Hayatta insan ilişkileri, çoğu zaman karmaşık ve yorucudur. Bazen birine kırıldığınızda, onun neyi yanlış yaptığını fark etmesini ve davranışlarını düzeltmesini beklersiniz. Fakat zamanla şu gerçek yüzünüze çarpar: İnsanlar, düşündüğünüz kadar hızlı değişmez. Hatta bazıları hiç değişmez. Beklentileriniz ne kadar haklı olursa olsun, karşı tarafın sizinle aynı frekansta olmasını beklemek yalnızca hayal kırıklığına yol açar.

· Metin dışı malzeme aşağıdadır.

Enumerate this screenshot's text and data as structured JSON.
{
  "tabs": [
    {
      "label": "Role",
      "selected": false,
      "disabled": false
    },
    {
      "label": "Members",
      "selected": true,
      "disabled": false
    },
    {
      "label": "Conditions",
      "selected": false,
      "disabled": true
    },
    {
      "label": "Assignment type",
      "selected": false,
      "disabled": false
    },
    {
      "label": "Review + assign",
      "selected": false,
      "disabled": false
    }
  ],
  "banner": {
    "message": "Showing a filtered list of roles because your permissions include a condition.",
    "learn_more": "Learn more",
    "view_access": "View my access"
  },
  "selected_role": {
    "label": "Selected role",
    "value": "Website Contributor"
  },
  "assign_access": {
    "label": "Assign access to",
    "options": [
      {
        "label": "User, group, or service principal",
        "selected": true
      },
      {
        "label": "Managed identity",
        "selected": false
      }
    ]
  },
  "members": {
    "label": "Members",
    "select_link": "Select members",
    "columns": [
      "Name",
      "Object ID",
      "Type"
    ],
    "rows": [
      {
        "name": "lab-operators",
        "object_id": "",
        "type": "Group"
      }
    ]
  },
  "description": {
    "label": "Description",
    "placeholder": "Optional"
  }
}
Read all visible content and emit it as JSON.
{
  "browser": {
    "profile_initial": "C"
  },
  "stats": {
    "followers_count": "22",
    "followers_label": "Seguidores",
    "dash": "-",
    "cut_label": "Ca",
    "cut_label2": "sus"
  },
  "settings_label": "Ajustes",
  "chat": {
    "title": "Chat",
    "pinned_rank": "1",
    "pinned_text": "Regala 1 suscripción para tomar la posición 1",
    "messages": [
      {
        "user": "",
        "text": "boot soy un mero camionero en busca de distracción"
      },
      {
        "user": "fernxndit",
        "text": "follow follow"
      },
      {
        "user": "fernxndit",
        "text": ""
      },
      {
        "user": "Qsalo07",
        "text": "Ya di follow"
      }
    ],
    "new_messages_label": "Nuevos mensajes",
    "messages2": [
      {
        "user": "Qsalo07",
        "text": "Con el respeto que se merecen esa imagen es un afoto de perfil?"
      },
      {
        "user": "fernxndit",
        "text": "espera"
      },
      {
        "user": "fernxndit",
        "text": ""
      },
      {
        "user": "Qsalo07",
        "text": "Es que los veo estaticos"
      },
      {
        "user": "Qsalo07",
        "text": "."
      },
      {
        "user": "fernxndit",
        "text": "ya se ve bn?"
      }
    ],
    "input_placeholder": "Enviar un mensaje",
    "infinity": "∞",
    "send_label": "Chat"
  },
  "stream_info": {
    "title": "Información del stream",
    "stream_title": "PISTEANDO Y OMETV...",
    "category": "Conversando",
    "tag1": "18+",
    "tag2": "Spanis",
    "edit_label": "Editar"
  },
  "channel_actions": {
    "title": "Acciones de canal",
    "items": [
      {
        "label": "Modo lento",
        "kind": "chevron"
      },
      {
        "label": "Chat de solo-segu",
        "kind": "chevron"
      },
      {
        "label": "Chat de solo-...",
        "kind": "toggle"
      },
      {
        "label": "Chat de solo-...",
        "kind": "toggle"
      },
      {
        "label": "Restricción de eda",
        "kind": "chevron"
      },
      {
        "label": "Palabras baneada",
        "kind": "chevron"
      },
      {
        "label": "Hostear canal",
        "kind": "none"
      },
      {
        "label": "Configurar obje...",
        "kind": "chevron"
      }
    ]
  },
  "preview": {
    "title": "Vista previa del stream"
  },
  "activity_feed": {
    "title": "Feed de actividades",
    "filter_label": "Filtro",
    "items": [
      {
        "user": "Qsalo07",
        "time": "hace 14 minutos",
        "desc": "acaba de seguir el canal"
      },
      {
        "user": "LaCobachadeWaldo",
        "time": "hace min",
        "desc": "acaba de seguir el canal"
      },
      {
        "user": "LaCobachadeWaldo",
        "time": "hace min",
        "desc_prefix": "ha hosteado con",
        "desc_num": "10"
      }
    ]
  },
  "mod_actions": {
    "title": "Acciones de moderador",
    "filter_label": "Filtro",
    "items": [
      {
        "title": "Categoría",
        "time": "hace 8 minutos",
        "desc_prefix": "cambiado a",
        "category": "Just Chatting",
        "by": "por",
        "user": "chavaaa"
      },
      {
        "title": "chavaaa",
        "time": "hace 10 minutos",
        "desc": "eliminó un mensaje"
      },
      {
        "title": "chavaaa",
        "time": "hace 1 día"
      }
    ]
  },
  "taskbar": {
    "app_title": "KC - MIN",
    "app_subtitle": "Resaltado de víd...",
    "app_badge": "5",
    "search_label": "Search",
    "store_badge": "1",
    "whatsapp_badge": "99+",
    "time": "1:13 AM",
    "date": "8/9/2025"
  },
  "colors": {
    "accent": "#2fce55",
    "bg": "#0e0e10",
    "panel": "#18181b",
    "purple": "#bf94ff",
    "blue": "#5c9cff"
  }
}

Bu farkındalık, olgunlaşmanın en zorlayıcı aşamalarından biridir. İlk başta, çevrenizdeki herkesin sizin kadar bilinçli, dikkatli veya empatik olmasını beklersiniz. Yanlış bir davranış gördüğünüzde bunun yalnızca bir "hata" olduğunu, karşı tarafın bunu fark edip düzeltebileceğini umut edersiniz. Ancak zaman geçtikçe, insanların sadece kendi hızlarında ve kendi istedikleri zaman değiştiğini anlamaya başlarsınız. Bu, bazen acı verici bir uyanıştır. Çünkü fark edersiniz ki ne kadar çabalarsanız çabalayın, bir başkasını değiştirme gücünüz yoktur.
Değişim, içsel bir süreçtir. Kendi hatalarını görme cesaretine sahip olmayan birine, ne kadar doğruyu anlatsanız da faydası olmaz. İnsan, ancak içsel bir motivasyon hissettiğinde dönüşüm yolculuğuna çıkar. Çoğu kişi ise bu yolculuğa çıkmaktan kaçınır. Konfor alanında kalmak, zorlukla yüzleşmekten daha kolaydır. Bu nedenle, değişim beklentisi genellikle sonuçsuz kalır ve siz de bu çabanın yorgunluğunu omuzlarınızda taşırsınız.
Belki de hayatın en önemli derslerinden biri, çevremizdeki insanlardan ne bekleyeceğimizi öğrenmektir. Herkesten empati, sağduyu veya anlayış beklemek, kendinize yaptığınız bir haksızlık olabilir. Çünkü bu, sürekli hayal kırıklığıyla yaşamanıza neden olur. Beklentilerinizi minimize ettiğinizde, huzuru bulmaya bir adım daha yaklaşabilirsiniz. İnsanların kim olduklarını kabul etmek, onlarla sağlıklı bir ilişki kurmanın ilk şartıdır. Bu kabulleniş, bir teslimiyet değil; bilgeliktir.
Bazı ilişkilerde ise sorulması gereken kritik bir soru vardır: “Bu kişi ve ilişki için çaba göstermeye değer mi?” Evet, sevgi dolu, anlamlı ilişkiler fedakârlık ve emek ister. Ancak her ilişki bu çabayı hak etmez. Kendi hatalarını tekrar tekrar görmezden gelen, size ve sınırlarınıza saygı duymayan birine enerji harcamak, kendinize zarar vermekten başka bir şey değildir. Böyle durumlarda geri çekilmek, hem sizin hem de karşı taraf için en sağlıklı çözüm olabilir mi?
Zamanla öğrenirsiniz ki insanları değiştirmek mümkün değildir. Ancak onların sizi nasıl etkilediğini değiştirmek sizin elinizdedir. Hayat, bir başkasının potansiyelini beklemekle geçmeyecek kadar kısa ve değerlidir. Sizi anlayan, size değer veren insanların yanında olmayı seçmek; kendinizi değersiz hissettirenleri ise hayatınızdan uzaklaştırmak, en sağlıklı yoldur. Çünkü nihayetinde herkes kendi hayat yolculuğunun sorumluluğunu taşır ve bu yolculukta yapabileceğiniz en iyi şey, kendinizi huzurlu ve güçlü tutmaktır.